Wait... is that Bo Duke in the background, posing with a Pinto?
Wait... is that Bo Duke in the background, posing with a Pinto?

And now for something completely different.
I get songs stuck in my head a lot. As I do, they tend to morph into new songs based on the things I see around me. Sometimes I write them down. Usually, when I do, people ask me not to.

Unfortunately for you, I never listen; so without further ado, Ode to the Pinto, or: On Pinto, In Melancholy.

‘Twas several years ago, an oil crisis hit our lands
We found that our consumption had thrust change into our hands
But “Never fear!” the makers cried,
“We have a great replacement ride!”
What luck we have to get to drive a Pinto!
This little car claimed driving joy without a compromise
A large car’s luxury compressed into a smaller size!
The catch came quickly to the fore
If another car compressed it more
How wonderful to get to drive a Pinto!
To ward off European competition was its role.
Though not as planned, it nonetheless succeeded in its goal.
The Germans did not fall from grace,
But Japanese cars took their place
Oh don’t just blame the undeserving Pinto!
Perhaps you’re right, that isn’t fair, there’s blame to go around.
The other makers’ offerings were hardly very sound!
But nonetheless it helped to prove,
We won’t just follow every move
By makers building cars as bad as Pinto!
Now thirty years have passed and many lessons have we learned.
We’ve showed the automakers that respect, it must be earned!
And they’ve showed us that they have heard,
By letting us be Caliber’d
A car that’s almost better than the Pinto!
So now the automakers claim that they don’t understand
Why all their current offerings are univers’lly panned.
The designers, we all need to force
Into a Hooniversity course
And never see again crap like the Pinto!

Mad_Science is right. No Pinto poetry is complete without an explosive finish.
Mad_Science is right. No Pinto poetry is complete without an explosive finish.

0 Comments

  1. The Pinto may not have been great, but I still want a Cruising Wagon, or one with a V8 swap.
    I also have a friend who once figured out that between his dad and uncles, his family had owned something like 27 Pintos through the 70's and early 80's.
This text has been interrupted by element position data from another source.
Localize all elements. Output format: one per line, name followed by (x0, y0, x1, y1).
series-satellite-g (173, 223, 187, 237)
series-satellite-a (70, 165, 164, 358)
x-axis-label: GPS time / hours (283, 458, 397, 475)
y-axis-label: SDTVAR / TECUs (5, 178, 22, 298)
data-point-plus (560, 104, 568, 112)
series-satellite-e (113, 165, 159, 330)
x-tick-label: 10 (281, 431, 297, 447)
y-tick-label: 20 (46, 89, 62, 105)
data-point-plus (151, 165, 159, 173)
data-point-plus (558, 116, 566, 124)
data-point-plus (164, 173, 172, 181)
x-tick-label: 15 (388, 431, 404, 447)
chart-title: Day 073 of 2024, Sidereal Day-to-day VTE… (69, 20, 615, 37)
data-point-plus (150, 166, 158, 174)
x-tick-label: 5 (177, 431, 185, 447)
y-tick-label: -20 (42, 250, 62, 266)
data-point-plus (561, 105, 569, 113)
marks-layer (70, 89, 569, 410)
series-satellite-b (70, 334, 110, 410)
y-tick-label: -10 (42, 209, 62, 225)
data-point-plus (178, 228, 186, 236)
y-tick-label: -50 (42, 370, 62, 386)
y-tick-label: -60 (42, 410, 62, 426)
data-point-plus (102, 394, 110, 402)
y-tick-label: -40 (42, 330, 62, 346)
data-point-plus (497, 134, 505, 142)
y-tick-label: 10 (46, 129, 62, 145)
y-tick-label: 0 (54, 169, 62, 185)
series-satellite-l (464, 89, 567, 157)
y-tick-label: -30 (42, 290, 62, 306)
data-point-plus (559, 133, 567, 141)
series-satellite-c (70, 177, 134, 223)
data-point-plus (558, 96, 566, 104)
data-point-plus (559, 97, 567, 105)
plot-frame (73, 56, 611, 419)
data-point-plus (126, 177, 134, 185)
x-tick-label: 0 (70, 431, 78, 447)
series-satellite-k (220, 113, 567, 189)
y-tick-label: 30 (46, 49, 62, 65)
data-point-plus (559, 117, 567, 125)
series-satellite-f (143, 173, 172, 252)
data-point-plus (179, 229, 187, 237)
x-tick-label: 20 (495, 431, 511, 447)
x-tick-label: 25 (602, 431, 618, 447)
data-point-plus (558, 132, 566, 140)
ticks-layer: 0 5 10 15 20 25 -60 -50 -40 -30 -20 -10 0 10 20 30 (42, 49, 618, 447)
  2. I dated a girl in high school who's father raced Pintos. He said they were a great race car since they were light, could take a 302 with little trouble, and had a decent suspension as a starting point.
    For obvious reasons, and not just because of class rules, he used a fuel cell.
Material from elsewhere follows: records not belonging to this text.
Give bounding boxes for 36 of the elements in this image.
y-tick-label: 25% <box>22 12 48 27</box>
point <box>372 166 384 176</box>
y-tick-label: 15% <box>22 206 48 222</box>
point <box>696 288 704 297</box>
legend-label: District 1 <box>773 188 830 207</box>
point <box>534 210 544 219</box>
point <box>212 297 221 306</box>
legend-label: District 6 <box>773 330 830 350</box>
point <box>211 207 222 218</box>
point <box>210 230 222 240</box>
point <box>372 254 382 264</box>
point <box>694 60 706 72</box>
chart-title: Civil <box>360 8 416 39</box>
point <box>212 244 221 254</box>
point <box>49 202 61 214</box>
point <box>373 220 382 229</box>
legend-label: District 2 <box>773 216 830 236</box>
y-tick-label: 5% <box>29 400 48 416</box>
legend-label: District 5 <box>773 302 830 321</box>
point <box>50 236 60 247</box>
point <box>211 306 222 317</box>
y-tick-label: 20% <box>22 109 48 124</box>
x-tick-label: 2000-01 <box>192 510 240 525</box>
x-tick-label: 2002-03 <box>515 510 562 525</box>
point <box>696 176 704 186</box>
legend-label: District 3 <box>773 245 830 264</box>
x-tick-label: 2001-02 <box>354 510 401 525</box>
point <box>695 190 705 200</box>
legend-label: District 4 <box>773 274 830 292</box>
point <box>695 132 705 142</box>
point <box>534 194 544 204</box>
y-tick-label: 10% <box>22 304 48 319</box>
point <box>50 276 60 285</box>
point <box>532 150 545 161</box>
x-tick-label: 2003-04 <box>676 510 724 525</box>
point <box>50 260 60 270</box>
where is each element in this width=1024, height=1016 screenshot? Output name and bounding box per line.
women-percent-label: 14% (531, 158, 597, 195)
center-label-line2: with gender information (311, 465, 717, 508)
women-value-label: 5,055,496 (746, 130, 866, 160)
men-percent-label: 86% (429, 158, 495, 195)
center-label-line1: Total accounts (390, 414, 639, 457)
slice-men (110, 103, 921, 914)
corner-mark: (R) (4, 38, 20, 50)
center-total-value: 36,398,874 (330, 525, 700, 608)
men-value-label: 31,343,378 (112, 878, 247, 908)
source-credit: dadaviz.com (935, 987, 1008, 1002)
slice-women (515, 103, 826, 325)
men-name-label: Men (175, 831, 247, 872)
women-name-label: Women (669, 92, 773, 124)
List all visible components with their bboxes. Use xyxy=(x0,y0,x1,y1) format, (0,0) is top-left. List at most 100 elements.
  3. As I’ve said before, and will probably say many times again, the Pinto holds a special place in my heart because I learned to drive in one. A ’74 wagon. It put up with all kinds of abuse from my teenage ignorance, experimentation, and just plain hoonery. It really was a stout little car, a workhorse. I won’t go so far as to say I want another one, but it did its job well.